Vallillee, 44, said this is very much a fundraiser for him and his friends. Cystic Fibrosis didn’t affect him very much until he started getting older. He’s now experiencing reduced lung function and has spent time in the hospital each year for the past three years.
“The key thing is maintaining my lung function,” he said.
Vallillee, who got married this past summer, currently has about 40 per cent lung function, whereas the average person might have as much as 90 or 95 per cent. Because of this, he is unable physically to do a lot of things. However, Vallillee hasn’t let it slow him much, as he is part of a thriving local classic rock band, Joker’s Right.
“We play around quite a bit,” he said.
The fundraiser featured a barbecue, a bounce castle, children’s games, live music and more, not to mention two adult pumpkin launchers and the children’s launcher, new this year. The event was also live streamed online.

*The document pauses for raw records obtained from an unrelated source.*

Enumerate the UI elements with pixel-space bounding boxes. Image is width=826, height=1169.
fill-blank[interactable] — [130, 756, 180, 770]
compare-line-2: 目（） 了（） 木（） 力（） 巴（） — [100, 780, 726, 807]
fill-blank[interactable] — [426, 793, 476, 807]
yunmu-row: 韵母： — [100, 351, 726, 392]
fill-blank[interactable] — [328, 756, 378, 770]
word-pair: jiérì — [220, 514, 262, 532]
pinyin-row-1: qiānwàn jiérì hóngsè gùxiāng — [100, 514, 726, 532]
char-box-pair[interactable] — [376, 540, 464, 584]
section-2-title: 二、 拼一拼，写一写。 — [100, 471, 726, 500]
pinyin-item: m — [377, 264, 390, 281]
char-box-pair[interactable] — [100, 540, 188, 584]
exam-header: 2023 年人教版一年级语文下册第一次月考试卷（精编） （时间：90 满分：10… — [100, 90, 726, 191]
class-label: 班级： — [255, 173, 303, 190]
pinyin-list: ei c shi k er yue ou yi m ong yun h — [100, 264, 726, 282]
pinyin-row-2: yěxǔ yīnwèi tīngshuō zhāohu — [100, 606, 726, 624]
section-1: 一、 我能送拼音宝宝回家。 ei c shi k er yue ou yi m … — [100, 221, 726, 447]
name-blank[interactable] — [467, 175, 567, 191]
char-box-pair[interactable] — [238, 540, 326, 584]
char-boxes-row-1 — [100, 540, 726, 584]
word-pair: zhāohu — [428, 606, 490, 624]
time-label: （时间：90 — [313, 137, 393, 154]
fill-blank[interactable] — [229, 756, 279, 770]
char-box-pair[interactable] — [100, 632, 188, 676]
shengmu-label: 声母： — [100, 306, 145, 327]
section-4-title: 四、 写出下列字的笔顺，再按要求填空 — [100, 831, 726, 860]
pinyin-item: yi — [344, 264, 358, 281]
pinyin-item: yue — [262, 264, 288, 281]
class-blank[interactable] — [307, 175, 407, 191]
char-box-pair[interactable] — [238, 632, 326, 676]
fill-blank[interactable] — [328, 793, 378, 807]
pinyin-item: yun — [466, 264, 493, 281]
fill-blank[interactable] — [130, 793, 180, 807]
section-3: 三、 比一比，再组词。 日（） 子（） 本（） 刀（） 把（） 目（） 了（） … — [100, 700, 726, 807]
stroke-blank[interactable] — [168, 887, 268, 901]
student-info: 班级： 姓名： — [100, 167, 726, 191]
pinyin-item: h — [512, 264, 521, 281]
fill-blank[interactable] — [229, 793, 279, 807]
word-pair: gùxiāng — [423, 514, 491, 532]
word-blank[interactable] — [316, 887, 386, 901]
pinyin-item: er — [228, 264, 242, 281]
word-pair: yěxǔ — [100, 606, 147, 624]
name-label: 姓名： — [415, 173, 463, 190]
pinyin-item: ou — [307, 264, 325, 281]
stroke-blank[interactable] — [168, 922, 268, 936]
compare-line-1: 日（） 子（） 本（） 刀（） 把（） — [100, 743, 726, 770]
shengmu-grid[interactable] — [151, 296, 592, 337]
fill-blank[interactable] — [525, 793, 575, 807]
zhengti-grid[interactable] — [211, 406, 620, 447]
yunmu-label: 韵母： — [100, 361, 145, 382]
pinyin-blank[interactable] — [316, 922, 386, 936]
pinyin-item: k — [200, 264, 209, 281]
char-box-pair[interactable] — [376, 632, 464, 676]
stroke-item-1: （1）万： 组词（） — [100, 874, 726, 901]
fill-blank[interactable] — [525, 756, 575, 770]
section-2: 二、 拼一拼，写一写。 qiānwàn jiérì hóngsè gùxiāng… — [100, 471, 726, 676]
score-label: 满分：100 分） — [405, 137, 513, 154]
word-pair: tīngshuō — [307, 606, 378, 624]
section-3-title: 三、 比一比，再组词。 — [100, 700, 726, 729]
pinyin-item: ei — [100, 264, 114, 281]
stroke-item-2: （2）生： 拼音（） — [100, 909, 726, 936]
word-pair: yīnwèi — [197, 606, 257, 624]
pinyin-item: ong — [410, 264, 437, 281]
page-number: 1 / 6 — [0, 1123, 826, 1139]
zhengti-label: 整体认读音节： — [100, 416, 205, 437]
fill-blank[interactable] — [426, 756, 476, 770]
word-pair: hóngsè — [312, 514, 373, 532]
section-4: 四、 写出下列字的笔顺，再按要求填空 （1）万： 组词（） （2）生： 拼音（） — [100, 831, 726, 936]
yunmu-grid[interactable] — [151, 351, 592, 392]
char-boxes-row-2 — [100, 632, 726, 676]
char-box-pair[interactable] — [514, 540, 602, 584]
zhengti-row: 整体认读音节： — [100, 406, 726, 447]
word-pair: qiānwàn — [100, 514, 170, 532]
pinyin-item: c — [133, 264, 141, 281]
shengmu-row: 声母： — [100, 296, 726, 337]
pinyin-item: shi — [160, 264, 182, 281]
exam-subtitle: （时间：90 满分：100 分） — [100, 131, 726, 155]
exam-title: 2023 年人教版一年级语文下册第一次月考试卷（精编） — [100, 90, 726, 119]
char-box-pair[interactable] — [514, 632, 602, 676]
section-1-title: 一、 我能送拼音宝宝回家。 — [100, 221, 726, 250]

Vallillee said the first launch last year was somewhat experimental and they learned a lot to help things run more smoothly this year. He wasn’t sure where exactly the idea of launching pumpkins as a fundraiser came from, but they wanted to try something different and unique.
For a $5 donation, participants could lob a gourd across the field at several targets. Anyone who hit a specific target had their name entered for a prize draw and anyone who hit the top four targets was invited back for a launch-off later in the afternoon. Vallillee said they launched 300 pumpkins last year, but had 1,000 on hand this time.
“It has potential to be a huge fundraiser as long as the weather works with us,” he said.
There was no final tally on funds raised for the local chapter of the Cystic Fibrosis Society through this year’s event available as of deadline. Last year’s launch raised $2,600. Prizes valued at more than $3,000 in total were donated by the community for this year’s launch.